Release and Reflection
Shout for the Moon is the second game in my self-imposed one-game-per-week summer jam.
This week overlapped with my schools grading deadline, so I actually shelved a more ambitious idea in favor of this one which is relatively straightforward and basically only required me to develop one new system, the mic input (but more on that in a moment). Even so, I had even less time than anticipated so my tuning / testing time got truncated down to just a few hours this morning.
Originally I had planned to release this using webGL so it would be playable in browser. That, of course, raised big complications in terms of actually accessing a microphone. I ended up not being able to get it to work within my time constraints, but I don't think it would be an impossible task based on some of the resources I've found. Still, the big takeaway lesson is that setting up the project for your target hardware should be one of the first considerations, not the last.
The mic input itself was easy enough to work with. I'm using loudness rather than pitch. The game takes a calibrating sample, then detects whether you are louder than that sample to fire the rocket. That "loudness over threshold" factors into speed, particle emissions, and rate of fuel consumption. Overall, I think this was pretty elegant, but does rely on a bunch of variables that I more or less just tuned to taste...
The gameplay here is pretty slight. You have a sort of gradual challenge scaling of shooting for further and further moons. The later moons are not telegraphed until you get close to them and move substantially faster so you really just need to get a feel for where they might be and shout just the right amount. I think it mostly works.
Some of the best moments are when you collide with space debris and get off the y axis. You still have control, kind of, but everything goes haywire super fast. It feels appropriately zany and I felt like a champ when I did that then managed to navigate to a moon nonetheless by freak coincidence.

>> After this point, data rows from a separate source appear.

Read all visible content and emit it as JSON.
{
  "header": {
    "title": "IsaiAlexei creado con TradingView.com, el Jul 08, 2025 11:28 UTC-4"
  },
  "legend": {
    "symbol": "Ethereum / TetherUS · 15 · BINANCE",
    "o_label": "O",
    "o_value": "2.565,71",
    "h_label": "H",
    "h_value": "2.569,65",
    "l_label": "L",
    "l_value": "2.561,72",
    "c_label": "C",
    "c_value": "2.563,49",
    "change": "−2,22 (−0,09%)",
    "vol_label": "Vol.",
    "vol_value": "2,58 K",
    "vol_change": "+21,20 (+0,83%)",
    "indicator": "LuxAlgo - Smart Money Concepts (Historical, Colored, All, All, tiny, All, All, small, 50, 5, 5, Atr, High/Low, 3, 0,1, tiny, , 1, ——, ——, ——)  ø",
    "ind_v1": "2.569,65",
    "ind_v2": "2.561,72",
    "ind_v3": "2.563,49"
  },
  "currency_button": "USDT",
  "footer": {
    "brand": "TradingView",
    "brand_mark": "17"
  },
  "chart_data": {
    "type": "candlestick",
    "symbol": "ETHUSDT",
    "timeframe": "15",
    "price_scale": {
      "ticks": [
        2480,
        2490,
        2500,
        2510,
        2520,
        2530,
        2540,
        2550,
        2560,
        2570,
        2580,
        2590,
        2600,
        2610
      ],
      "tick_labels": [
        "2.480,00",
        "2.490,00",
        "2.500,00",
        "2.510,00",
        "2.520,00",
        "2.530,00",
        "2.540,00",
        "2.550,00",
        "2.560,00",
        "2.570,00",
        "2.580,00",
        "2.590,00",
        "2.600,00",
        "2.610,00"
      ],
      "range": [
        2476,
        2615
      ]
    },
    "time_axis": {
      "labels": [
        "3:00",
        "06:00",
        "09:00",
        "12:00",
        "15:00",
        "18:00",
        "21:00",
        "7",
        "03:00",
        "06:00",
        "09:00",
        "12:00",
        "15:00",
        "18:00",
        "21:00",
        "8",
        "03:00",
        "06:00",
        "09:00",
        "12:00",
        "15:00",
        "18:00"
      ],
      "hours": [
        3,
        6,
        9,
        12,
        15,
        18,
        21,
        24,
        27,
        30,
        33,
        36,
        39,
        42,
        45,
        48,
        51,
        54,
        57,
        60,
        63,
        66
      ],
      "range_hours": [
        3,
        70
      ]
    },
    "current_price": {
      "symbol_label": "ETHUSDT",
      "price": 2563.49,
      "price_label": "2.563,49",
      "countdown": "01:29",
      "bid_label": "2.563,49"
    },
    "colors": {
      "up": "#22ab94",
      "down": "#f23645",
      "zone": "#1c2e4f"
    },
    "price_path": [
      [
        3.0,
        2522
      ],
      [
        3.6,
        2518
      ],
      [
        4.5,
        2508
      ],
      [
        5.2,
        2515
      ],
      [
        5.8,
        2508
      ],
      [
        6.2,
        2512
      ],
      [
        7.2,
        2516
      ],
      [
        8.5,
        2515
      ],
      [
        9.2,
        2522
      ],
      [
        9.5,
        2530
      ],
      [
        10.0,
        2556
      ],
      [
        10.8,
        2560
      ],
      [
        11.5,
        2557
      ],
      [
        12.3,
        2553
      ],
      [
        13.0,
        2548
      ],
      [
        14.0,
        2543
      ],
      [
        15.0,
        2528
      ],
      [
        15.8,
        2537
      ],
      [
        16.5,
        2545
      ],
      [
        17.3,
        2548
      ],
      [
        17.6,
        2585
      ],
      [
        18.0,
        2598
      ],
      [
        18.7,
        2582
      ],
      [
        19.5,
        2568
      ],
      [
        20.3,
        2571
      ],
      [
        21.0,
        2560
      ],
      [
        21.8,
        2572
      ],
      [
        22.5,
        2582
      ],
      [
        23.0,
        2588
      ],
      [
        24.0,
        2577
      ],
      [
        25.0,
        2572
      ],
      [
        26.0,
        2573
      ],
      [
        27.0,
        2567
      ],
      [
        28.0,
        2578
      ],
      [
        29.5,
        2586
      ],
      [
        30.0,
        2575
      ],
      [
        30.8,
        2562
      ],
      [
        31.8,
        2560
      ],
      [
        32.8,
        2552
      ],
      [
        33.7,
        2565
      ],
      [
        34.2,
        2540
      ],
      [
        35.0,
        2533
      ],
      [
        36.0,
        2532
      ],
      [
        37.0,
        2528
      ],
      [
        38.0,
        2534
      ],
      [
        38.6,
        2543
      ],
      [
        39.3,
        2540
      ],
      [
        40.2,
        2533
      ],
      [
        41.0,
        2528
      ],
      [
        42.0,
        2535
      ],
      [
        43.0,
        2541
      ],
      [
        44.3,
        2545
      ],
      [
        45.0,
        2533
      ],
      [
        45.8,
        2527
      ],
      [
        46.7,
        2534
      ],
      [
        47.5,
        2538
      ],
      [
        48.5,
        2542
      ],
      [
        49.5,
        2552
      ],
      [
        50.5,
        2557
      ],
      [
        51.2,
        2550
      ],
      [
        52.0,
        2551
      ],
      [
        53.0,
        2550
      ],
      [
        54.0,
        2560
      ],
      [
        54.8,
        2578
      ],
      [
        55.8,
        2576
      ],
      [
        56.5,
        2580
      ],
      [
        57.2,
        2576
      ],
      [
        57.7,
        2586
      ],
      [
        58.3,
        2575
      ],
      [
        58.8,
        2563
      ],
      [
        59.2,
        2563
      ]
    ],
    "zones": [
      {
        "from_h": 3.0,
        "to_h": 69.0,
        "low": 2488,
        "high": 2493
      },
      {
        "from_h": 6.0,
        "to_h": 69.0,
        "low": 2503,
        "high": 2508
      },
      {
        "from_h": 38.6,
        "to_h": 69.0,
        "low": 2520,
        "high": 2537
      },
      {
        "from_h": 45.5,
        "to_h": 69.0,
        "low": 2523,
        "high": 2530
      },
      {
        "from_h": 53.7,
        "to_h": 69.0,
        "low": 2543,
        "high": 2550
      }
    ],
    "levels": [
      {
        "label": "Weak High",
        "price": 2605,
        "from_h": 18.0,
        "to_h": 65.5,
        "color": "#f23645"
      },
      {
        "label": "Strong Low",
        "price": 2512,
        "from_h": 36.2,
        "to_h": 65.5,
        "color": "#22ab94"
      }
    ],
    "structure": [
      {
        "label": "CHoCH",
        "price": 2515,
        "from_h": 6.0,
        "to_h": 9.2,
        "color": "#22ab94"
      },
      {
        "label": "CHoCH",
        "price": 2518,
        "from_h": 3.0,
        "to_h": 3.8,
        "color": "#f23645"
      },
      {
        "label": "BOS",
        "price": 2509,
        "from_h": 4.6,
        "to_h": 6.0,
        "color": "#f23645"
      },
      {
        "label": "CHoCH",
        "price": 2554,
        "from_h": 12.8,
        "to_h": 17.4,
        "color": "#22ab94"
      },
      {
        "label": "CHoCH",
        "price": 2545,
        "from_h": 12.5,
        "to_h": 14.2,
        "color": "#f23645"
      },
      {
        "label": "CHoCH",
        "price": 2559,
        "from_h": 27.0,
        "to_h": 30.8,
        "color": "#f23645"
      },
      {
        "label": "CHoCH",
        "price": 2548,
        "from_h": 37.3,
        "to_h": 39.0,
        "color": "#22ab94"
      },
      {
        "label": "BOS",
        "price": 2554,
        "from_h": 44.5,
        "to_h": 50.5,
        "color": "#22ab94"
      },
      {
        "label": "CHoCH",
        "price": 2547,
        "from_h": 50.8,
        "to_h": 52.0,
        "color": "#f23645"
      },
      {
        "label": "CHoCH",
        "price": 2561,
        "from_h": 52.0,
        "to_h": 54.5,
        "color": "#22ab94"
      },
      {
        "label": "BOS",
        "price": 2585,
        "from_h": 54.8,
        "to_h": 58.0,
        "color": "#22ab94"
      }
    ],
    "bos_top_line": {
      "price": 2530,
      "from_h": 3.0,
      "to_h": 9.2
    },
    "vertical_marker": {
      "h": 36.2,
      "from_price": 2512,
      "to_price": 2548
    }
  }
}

The names and appearances of the moons are randomly generated from an array of sprites and a fun dataset of astronaut surnames. This was cute at the time and fun to implement, but actually I think to the detriment of the final project. It would be better to have a series of known, handmade moons. That way a diligent player could get a sense for their orbits and try to time their launch with practice. The orbits remain the same, so you can kind of do that, but I think the visual confirmation of seeing a recognizable moon would be nice.